Il disparaît. La femme de ménage vient de brancher l’aspirateur. Mélanie et moi restons sans bouger, à nous regarder. Puis nous sortons.








Pour accéder aux chambres de bonnes, pas d’ascenseur. Il faut emprunter un escalier étroit et tortueux. C’est là que les résidents les moins fortunés de cet immeuble cossu habitent, peinant chaque jour pour monter jusque chez eux. Plus on grimpe, plus la peinture est écaillée. Plus ça sent fort. La mauvaise odeur de chambres minuscules et sans aération, de la promiscuité, de l’absence de salles de bains dignes de ce nom.

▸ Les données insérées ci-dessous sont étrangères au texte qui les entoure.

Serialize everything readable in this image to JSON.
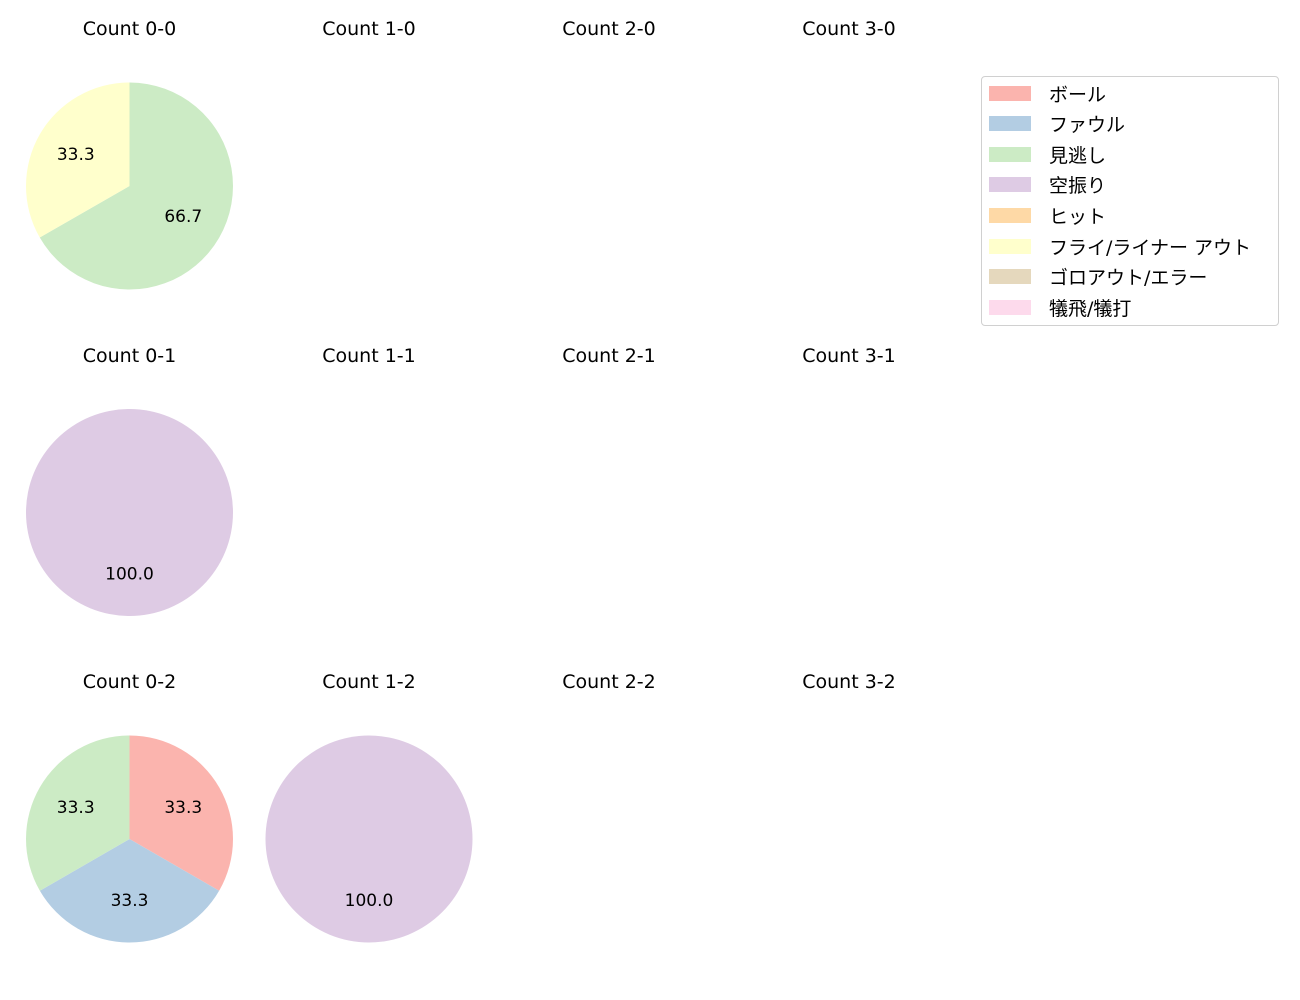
{
  "chart_data": {
    "type": "pie",
    "layout": {
      "rows": 3,
      "cols": 4,
      "legend_position": "upper right"
    },
    "legend": [
      {
        "label": "ボール",
        "color": "#fbb4ae"
      },
      {
        "label": "ファウル",
        "color": "#b3cde3"
      },
      {
        "label": "見逃し",
        "color": "#ccebc5"
      },
      {
        "label": "空振り",
        "color": "#decbe4"
      },
      {
        "label": "ヒット",
        "color": "#fed9a6"
      },
      {
        "label": "フライ/ライナー アウト",
        "color": "#ffffcc"
      },
      {
        "label": "ゴロアウト/エラー",
        "color": "#e5d8bd"
      },
      {
        "label": "犠飛/犠打",
        "color": "#fddaec"
      }
    ],
    "subplots": [
      {
        "title": "Count 0-0",
        "row": 0,
        "col": 0,
        "slices": [
          {
            "label": "見逃し",
            "value": 66.7,
            "color": "#ccebc5"
          },
          {
            "label": "フライ/ライナー アウト",
            "value": 33.3,
            "color": "#ffffcc"
          }
        ]
      },
      {
        "title": "Count 1-0",
        "row": 0,
        "col": 1,
        "slices": []
      },
      {
        "title": "Count 2-0",
        "row": 0,
        "col": 2,
        "slices": []
      },
      {
        "title": "Count 3-0",
        "row": 0,
        "col": 3,
        "slices": []
      },
      {
        "title": "Count 0-1",
        "row": 1,
        "col": 0,
        "slices": [
          {
            "label": "空振り",
            "value": 100.0,
            "color": "#decbe4"
          }
        ]
      },
      {
        "title": "Count 1-1",
        "row": 1,
        "col": 1,
        "slices": []
      },
      {
        "title": "Count 2-1",
        "row": 1,
        "col": 2,
        "slices": []
      },
      {
        "title": "Count 3-1",
        "row": 1,
        "col": 3,
        "slices": []
      },
      {
        "title": "Count 0-2",
        "row": 2,
        "col": 0,
        "slices": [
          {
            "label": "ボール",
            "value": 33.3,
            "color": "#fbb4ae"
          },
          {
            "label": "ファウル",
            "value": 33.3,
            "color": "#b3cde3"
          },
          {
            "label": "見逃し",
            "value": 33.3,
            "color": "#ccebc5"
          }
        ]
      },
      {
        "title": "Count 1-2",
        "row": 2,
        "col": 1,
        "slices": [
          {
            "label": "空振り",
            "value": 100.0,
            "color": "#decbe4"
          }
        ]
      },
      {
        "title": "Count 2-2",
        "row": 2,
        "col": 2,
        "slices": []
      },
      {
        "title": "Count 3-2",
        "row": 2,
        "col": 3,
        "slices": []
      }
    ]
  }
}
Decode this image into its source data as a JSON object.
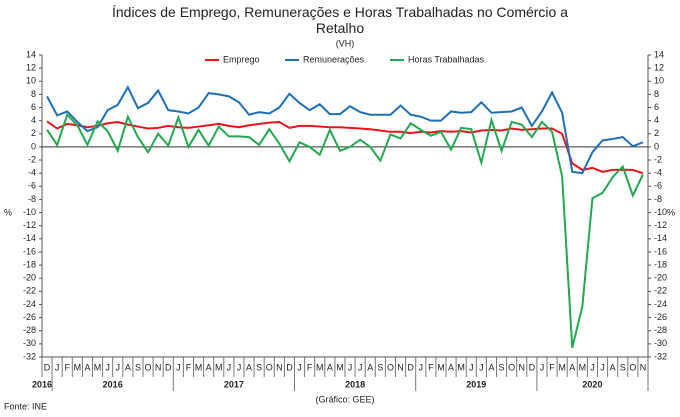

Le relent désagréable des chiottes communes sur le palier.

Six étages à monter. En silence. Pourtant, des questions ne cessent de tourner dans mon esprit et je suis sûr qu’il en est de même pour Mélanie.

Le sixième étage est un autre monde. Plancher brut, grand couloir venteux où s’alignent des dizaines de portes numérotées. Le bruit d’un sèche-cheveux. Le braillement agressif d’une télévision. Des gens qui se disputent dans une langue étrangère. Une sonnerie de téléphone portable. Des cris de nourrisson. Une porte s’ouvre et une femme nous lance un regard méfiant. À l’arrière-plan, nous apercevons la pièce où elle vit, le plafond affaissé et maculé de traces d’humidité, les meubles tachés. Laquelle de ces portes est celle de Gaspard ? Il ne nous a pas donné le numéro. Se cache-t-il ? A-t-il peur ? Je suis sûr qu’il nous attend, en se tordant les mains, en tremblant peut-être, mais il nous attend. Il doit être en train de rassembler son courage.

Je fixe les épaules étroites et carrées de Mélanie sous son manteau d’hiver. Elle marche d’un pas solide et assuré. Elle veut savoir. Elle n’a pas peur. Alors pourquoi ai-je peur, moi ?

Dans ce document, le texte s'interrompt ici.